United States v. Johnson, 454 F. Supp. 762 (D. Idaho 1978)

US District Court for the District of Idaho - 454 F. Supp. 762 (D. Idaho 1978)
July 14, 1978

454 F. Supp. 762 (1978)

UNITED STATES of America, Plaintiff,
v.
Ellis M. JOHNSON, also known as Maynard Johnson, Defendant.

Civ. No. 77-4064.

United States District Court, D. Idaho.

July 14, 1978.

M. Karl Shurtliff, U. S. Atty., Boise, Idaho, for plaintiff.

Mark B. Clark, Pocatello, Idaho, for defendant.

 
MEMORANDUM

CALLISTER, District Judge.

The plaintiff and defendant having both filed motions for summary judgment and having agreed that the motions should be submitted upon the record, and the Court having reviewed the record and considered the briefs of the parties filed herein, and there appearing to be no dispute that judgment was obtained against the defendant by default in accordance with the prayer of the complaint and that the United States of America, through negotiation, agreed that if the defendant would pay $800.00 forthwith and $800.00 a year until the sum of $4,000.00 had been paid; that upon the payment of the $4,000.00 that the judgment would be satisfied; nor is there any dispute that the only sum paid by the defendant was $800.00 and that the remainder of the agreement was not complied with.

*763 Defendant has argued that a novation occurred, but a review of the record and documents clearly establishes no intent to reduce the judgment to the amount of $4,000.00 but only an intent to satisfy the judgment if the $4,000.00 was paid in accordance with the terms of the agreement. Clearly no novation occurred.

The United States of America has never been affected by state statute of limitations as no state has the power or authority to limit the rights of the United States as far as its relationships with a citizen of the United States are concerned, whether it be in contract, tort, or criminal law.

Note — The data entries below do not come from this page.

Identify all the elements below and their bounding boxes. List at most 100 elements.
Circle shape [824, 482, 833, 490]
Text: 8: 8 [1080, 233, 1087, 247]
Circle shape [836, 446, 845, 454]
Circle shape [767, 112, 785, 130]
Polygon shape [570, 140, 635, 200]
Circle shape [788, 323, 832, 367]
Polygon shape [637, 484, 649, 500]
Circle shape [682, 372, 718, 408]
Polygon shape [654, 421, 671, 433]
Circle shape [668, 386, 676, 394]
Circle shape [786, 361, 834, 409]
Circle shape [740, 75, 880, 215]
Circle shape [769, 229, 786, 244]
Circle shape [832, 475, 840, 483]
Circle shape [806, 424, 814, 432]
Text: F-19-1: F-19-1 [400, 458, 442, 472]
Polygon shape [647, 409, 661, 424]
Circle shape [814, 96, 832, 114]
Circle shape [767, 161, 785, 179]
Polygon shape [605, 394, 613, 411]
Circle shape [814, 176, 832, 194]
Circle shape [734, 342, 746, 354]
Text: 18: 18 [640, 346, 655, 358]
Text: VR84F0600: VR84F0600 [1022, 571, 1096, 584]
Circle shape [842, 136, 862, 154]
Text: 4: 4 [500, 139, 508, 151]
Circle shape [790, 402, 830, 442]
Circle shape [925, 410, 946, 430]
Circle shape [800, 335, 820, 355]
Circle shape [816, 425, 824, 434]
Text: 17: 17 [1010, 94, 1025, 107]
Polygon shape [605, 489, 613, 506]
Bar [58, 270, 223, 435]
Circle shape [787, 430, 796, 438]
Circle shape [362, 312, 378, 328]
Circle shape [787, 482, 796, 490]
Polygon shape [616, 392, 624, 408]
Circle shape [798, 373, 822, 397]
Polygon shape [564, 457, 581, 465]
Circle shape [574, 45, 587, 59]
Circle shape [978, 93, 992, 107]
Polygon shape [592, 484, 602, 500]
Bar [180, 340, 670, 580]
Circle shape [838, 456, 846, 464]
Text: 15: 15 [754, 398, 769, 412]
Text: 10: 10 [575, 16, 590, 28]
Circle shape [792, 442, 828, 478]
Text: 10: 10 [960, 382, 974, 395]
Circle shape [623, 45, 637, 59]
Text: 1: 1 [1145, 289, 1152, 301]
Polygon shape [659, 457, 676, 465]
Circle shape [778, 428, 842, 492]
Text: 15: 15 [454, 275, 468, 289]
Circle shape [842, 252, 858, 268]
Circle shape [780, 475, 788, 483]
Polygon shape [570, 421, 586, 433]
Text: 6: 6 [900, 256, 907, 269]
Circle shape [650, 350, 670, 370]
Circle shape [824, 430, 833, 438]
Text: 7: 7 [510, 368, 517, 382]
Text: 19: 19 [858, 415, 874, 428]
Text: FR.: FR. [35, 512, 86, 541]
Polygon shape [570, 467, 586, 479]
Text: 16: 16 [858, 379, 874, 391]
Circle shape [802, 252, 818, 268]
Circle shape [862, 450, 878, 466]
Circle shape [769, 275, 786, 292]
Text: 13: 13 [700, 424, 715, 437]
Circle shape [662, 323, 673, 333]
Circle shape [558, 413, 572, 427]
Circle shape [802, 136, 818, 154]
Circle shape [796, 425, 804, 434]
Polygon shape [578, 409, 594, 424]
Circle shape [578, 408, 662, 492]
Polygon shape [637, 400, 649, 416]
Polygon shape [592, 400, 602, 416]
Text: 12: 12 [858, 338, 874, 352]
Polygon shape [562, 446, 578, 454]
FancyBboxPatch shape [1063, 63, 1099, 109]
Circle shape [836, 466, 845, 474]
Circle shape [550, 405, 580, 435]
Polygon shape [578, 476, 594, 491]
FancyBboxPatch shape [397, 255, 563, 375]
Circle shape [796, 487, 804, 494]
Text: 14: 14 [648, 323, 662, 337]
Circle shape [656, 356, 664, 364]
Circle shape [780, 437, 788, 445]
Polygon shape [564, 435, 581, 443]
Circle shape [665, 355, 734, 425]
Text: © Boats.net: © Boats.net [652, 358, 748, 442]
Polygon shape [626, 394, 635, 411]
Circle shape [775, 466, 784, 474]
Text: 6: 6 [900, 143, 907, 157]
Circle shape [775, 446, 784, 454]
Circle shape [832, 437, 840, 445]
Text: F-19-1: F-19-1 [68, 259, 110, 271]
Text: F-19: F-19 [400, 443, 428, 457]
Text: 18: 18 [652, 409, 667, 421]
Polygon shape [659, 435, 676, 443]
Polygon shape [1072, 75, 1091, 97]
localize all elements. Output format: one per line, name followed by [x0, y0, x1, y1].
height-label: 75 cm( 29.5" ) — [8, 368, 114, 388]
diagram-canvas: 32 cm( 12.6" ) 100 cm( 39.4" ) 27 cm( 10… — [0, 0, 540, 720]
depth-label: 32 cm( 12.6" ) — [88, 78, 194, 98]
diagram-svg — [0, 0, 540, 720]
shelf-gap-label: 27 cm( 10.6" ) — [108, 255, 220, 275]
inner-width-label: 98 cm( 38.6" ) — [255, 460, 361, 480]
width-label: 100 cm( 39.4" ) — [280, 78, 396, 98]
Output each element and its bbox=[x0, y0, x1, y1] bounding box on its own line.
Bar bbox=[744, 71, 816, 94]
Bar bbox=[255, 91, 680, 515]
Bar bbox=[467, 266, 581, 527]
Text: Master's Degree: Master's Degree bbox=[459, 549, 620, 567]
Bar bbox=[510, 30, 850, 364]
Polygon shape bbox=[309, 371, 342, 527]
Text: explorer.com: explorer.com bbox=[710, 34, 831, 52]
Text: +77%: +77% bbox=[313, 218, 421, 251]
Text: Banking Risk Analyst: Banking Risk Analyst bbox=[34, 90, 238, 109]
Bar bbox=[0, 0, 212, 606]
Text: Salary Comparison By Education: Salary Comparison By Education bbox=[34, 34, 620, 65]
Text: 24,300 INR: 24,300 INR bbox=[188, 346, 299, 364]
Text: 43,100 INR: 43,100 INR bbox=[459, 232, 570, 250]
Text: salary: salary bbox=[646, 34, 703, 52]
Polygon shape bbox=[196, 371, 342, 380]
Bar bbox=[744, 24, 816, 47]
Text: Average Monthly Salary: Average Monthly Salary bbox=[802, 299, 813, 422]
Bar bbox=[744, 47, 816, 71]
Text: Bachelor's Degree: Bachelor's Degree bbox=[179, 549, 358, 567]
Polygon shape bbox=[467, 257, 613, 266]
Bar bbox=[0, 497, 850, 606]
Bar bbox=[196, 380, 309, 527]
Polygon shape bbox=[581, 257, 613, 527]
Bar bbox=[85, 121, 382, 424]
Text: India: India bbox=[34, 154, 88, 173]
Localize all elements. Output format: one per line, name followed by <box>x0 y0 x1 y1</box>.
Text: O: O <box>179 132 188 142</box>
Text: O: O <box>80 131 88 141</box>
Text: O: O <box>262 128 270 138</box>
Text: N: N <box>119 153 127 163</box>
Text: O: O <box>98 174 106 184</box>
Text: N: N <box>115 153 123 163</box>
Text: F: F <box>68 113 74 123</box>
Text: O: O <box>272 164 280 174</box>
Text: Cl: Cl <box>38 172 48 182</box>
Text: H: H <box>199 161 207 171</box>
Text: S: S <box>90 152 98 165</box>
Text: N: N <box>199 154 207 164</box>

The defendant has also relied upon 28 U.S.C. ยง 2415. This statute refers to two types of actions: contract actions and tort actions, and as held in the case of United States v. Kellum, 523 F.2d 1284 (5 Cir. 1975), that statute does not have any reference or limitation on actions on judgments and affords no comfort to the defendant.

It appears clear that defendant's motion for summary judgment must fail and that plaintiff is entitled to its motion for summary judgment in accordance with the prayer of the complaint. Counsel for the plaintiff may provide an appropriate judgment form for consideration of the Court.